古本屋

‘ 最近、古本屋さんに行きました。久しぶりです。10年ぶりくらいです。昔は、同じ本好きの父と、三宮から元町高架下、新開地と古本屋ばかり1日掛けて回ったものでした。週に1度くらいのペースで、毎回数万円の本を買っていたので、ものすごい数の本がありました。


 ジャンルは、父が主に文芸美術、ノンフィクション、コミック、売れそうな本(将来古本屋するつもり?)、自分が岩波、SF、ミステリ、海外小説、洋書、マニアな雑誌など、とにかく何でもかんでも興味の向くまま買うのです。二人とも、蔵書の数が膨大なので、「持っている本のリストに無い本のリスト」を手にして古本の山を探すのですが、リストの更新を怠るので、同じ本を重複して買ったりした。特に父は、「売れそうな本」を1冊100円のコーナーで見つけると何回も同じ本を買っていました。


 実際、蔵書がどれほどあったのかは正確には分かりませんが、引越の際に、本だけで4tトラック2台半分あったのを覚えています。父が若いころに作ったリストには1万冊の近くの本がありました。自分は5千冊以上集めていました(私は比較的しっかりとリストを作っていました)。


 私は、買った本のほぼ全てを読んでおりましたが、年を取ってからの父は興味のある本しか読まなかったので、シリーズ物でしょうがなしに買っている本などは「積読」(積み上げて、きれいにして、リストに記入して、ぺらぺらめくったら終わり)になっていました。


 別に稀覯本を集めていたわけではないので、数はあってもそれほど値打ちのある本は多くないと思いますが、古本屋に出向くと以外に高い値札のついている本もありました。
 例えば、早川ミステリは全冊揃っていました。しかもほとんどが初版本でした。雑誌「ミステリマガジン」「SFマガジン」も創刊号から全部揃っていました。

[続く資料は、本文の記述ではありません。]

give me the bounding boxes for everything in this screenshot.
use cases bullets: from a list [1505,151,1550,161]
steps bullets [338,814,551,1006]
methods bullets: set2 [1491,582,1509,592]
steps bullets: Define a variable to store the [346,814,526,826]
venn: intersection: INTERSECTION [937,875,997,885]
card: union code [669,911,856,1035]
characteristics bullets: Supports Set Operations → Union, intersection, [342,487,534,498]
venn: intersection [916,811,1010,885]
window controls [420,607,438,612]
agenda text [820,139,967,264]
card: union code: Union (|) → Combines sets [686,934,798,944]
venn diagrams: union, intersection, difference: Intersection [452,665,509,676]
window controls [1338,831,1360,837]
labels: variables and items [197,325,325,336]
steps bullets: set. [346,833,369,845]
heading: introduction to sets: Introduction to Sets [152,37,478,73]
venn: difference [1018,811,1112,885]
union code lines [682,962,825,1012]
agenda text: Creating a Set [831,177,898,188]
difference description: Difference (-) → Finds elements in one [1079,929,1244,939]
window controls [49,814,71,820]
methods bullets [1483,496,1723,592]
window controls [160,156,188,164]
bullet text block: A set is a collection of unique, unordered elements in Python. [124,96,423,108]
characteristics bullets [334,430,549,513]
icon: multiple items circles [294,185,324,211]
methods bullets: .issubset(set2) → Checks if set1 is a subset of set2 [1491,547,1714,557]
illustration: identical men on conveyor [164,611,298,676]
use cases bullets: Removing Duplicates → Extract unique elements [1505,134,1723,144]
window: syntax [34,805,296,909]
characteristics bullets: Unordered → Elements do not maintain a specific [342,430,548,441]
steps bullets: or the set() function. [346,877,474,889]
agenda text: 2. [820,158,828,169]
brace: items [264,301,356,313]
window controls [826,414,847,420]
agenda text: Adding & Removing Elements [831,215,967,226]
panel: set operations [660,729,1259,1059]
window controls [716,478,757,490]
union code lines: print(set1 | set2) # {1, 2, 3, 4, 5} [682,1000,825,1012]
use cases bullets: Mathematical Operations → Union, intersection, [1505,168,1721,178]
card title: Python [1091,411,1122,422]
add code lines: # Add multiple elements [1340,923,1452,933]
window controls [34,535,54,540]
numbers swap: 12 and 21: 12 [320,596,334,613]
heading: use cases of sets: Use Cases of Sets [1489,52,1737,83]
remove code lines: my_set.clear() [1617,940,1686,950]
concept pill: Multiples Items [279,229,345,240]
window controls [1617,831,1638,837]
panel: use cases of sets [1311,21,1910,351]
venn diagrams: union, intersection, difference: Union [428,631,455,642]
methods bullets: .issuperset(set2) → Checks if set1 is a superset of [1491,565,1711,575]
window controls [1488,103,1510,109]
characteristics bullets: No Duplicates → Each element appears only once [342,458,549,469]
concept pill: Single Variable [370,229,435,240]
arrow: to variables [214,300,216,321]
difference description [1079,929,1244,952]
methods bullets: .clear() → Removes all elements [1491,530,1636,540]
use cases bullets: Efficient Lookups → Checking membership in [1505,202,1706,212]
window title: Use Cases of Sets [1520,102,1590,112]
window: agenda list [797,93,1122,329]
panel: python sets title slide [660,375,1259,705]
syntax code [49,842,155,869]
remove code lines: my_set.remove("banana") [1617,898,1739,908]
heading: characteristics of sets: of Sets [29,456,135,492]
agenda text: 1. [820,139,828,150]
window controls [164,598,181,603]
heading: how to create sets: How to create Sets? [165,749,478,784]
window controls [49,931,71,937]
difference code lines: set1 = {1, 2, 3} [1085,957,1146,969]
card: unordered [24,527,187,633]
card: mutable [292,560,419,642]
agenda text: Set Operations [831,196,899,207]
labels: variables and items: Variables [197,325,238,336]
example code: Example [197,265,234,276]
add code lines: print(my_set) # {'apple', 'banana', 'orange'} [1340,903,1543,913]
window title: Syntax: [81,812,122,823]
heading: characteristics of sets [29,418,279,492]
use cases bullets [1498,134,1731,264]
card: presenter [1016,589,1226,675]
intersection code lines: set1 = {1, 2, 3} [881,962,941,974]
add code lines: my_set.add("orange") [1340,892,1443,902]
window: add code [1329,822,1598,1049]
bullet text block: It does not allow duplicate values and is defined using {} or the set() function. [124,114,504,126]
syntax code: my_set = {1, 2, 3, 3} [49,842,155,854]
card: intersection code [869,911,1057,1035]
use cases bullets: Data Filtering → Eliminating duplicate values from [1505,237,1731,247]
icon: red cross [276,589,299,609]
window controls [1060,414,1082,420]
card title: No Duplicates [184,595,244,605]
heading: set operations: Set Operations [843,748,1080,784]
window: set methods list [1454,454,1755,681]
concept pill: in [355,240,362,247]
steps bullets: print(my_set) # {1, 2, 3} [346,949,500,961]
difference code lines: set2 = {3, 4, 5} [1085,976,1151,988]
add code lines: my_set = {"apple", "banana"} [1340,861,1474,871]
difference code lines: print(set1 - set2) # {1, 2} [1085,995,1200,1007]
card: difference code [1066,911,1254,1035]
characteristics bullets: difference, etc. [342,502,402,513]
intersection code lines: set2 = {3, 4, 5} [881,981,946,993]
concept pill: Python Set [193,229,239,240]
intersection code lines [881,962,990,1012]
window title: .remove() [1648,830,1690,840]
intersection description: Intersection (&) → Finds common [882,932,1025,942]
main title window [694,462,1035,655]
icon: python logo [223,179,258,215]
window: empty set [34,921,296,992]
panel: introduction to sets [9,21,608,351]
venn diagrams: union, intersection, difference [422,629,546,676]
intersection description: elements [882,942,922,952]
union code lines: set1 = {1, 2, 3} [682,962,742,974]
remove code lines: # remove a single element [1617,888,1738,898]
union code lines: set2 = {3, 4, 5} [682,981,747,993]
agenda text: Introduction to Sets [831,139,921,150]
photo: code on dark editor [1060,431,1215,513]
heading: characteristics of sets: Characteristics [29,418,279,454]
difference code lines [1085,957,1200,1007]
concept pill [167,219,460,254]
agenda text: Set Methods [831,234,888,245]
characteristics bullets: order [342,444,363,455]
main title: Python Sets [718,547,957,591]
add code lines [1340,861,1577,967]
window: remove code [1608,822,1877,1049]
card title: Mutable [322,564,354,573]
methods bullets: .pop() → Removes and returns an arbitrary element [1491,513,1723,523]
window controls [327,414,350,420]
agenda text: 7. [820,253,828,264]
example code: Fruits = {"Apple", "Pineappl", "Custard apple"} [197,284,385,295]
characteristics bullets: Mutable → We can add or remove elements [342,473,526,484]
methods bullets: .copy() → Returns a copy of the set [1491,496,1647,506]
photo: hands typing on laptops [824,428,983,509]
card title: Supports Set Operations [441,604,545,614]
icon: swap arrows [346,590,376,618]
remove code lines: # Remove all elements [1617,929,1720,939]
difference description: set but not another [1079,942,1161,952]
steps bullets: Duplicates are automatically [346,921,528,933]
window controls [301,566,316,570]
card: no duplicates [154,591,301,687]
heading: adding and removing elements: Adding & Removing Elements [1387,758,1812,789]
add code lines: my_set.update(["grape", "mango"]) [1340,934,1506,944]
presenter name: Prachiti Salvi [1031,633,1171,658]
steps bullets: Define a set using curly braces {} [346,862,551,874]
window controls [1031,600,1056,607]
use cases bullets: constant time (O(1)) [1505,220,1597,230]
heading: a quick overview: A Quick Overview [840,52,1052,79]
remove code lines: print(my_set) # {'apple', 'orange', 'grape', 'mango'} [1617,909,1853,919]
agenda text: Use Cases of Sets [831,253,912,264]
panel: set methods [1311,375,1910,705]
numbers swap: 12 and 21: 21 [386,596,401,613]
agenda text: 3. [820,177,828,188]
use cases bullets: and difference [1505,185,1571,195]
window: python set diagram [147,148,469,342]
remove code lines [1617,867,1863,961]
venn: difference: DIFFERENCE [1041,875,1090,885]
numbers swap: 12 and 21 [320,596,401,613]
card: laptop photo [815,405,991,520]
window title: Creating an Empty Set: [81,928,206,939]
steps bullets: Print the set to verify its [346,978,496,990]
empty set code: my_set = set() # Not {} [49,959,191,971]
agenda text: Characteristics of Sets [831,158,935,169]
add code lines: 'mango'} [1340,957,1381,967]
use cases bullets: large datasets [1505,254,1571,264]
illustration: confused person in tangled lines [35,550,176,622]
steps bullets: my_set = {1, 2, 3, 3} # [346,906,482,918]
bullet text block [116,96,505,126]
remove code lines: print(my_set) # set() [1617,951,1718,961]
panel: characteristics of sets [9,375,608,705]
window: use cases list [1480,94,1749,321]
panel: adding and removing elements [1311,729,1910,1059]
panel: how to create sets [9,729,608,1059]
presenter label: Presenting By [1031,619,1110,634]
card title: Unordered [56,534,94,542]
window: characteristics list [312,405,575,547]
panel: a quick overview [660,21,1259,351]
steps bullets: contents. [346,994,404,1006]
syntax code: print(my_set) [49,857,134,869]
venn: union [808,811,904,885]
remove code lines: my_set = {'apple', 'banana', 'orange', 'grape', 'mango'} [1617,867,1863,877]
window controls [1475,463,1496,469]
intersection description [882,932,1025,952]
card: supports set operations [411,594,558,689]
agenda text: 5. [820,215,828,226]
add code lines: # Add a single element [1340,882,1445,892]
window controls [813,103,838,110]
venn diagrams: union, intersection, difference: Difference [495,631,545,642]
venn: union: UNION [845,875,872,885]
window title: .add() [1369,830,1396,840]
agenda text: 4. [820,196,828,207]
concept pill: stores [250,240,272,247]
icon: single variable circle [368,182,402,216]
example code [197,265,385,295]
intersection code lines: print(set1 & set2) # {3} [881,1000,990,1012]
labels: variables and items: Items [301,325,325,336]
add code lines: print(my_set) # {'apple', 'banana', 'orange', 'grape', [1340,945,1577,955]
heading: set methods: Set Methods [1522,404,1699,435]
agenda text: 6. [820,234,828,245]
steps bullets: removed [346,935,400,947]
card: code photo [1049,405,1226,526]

「ミステリマガジン」は三宮の書店で程度の良くないものが1冊1000円で売られていましたので、ビニールで包み、ハトロン紙で梱包していた家の本なら結構な値段になったと思います。
 また、自分は読むために、岩波の文庫・新書を集めていましたが、当時刊行されている文庫・新書は全て集めきり、復刊本と新刊本を待ち、古本屋では絶版になっている本を探す状態でした。
多分、関西のどの書店よりも多くの岩波文庫・新書を持っていたと思います。


 父も自分も、本が好きでしたので、沢山の本に囲まれているのが幸せでした。


 しかし、父が亡くなり、自分が、事情で家の蔵書を管理出来なくなるとそれらは全て処分され、今は1冊の本も残っていません。
 壁に並んだ書架のことを思い返すと寂しいですが、以前、父と本のことで語り合った手紙のなかで、父が「大切に取ってある本より、自分の中にある本の記憶の方が大切」と言ったことがあります。実際、そうなのかも知れません。読んだ本の数だけ、自分を豊かに出来ればそれでいいのかも知れません。


 古本屋で本を探そうにも、興味のある種類の本はほとんど読みつくしているので、買いたい本が無くて困りました。結局、妻に読ませることにして、「銀の匙」、「世界の十大小説(モーム)」、ジェイムズ・クラムリーを数冊、シャーロック・ホームズを数冊、世界の艦船を数冊、きっと面白くないだろうけど「キス」を買いました。
 現代作家の新作には大抵期待を裏切られます。ノンフィクションにまだ救いがありますが、小説はもう駄目ですね。活字以外のコミュニケーションが発達した現代には重量級の小説は向かないのでしょうね。モームの時代ですら、「もうトルストイのような作家は現れない」と言われていたのですから。